While article 40.3.3 is in place it casts a long dark shadow over all our health care systems not just maternity, and in that darkness women are abused and denied our rights. Our rights to health, the right to bodily autonomy, the right to consent to medical treatments or even surgical procedures can be removed from us.
How much more abuse, pain, blood and suffering will be caused with the 8th amendment as justification? How much more tragedy? How many more women will join the list of names with Michelle Harte, Savita Halapanavar, Bimbo Owanga, the ladies of the A,B,C cases, Miss D and
that other rape victim Miss X, from whose supreme court ruling, the Protection of Life During Pregnancy Act (originally the Protection of Maternal Life) was derived.
Would 14 year old Miss X have been refused an abortion, detained in hospital, and coerced into a Ceserean Section? She had least had, via her parents, the means to travel and the legal documents to do so. The most recent victim of the barbaric 8th amendment was not so “fortunate”; she was not able to avail of the only real “solace” and “access” the Irish State provides, an expensive, time-consuming trip.

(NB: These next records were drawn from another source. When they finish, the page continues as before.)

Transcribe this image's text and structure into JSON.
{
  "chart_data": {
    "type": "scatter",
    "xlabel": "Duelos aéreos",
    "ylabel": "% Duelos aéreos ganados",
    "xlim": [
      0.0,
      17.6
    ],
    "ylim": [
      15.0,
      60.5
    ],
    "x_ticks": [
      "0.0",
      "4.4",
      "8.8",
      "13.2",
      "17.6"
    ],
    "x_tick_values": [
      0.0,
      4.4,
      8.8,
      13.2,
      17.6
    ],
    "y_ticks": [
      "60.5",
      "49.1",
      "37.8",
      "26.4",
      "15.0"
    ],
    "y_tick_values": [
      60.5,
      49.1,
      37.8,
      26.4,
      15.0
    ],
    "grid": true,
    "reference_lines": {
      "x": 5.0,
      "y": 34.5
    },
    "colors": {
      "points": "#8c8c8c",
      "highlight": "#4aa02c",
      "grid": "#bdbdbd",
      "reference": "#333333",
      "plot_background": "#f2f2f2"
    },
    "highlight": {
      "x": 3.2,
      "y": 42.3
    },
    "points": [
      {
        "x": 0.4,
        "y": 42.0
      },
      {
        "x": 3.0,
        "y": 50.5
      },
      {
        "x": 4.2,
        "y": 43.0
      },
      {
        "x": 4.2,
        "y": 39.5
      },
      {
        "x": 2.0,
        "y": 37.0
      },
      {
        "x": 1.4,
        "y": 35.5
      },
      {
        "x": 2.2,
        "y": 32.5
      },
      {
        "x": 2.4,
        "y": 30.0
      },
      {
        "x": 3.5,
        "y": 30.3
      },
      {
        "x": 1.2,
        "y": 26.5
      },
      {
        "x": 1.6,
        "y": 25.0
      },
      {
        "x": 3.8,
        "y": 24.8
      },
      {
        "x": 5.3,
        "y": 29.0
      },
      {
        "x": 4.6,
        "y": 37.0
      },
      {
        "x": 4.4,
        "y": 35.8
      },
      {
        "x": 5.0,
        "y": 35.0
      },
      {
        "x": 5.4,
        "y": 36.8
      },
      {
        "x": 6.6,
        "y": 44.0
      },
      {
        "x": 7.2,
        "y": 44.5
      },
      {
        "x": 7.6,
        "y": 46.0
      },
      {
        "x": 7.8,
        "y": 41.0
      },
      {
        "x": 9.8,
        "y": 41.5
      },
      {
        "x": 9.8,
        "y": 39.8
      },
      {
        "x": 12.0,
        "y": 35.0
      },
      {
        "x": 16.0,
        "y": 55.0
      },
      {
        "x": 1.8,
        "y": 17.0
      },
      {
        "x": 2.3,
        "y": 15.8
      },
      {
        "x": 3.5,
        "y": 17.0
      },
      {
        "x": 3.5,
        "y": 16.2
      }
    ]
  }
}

The PLDPA is, unfortunately, doing exactly what it set out to do: grant and deny access to abortion based on who an unpublicised group of doctors think really need it. Women have no ability to choose; yet again, we have to run to the State only when the stakes are most dire and demand to be seen, to be heard.
But with a government unwilling to listen to the stories of women who have sought abortion and travelled for abortion while they sit in halls of power and deliberate about how to “balance” the needs of women and the fringe minority who still think their religious ideas should supercede a woman’s agency, it is hard to get a look in until it’s already too late. It’s happened again that it’s all over save the hand-wringing and blame-shifting as to how the Government is likely to deal with this single case. But there are literally thousands of cases like this that could be prevented.
As long as our laws are subjugated by the 8th Amendment, so will women in Ireland be.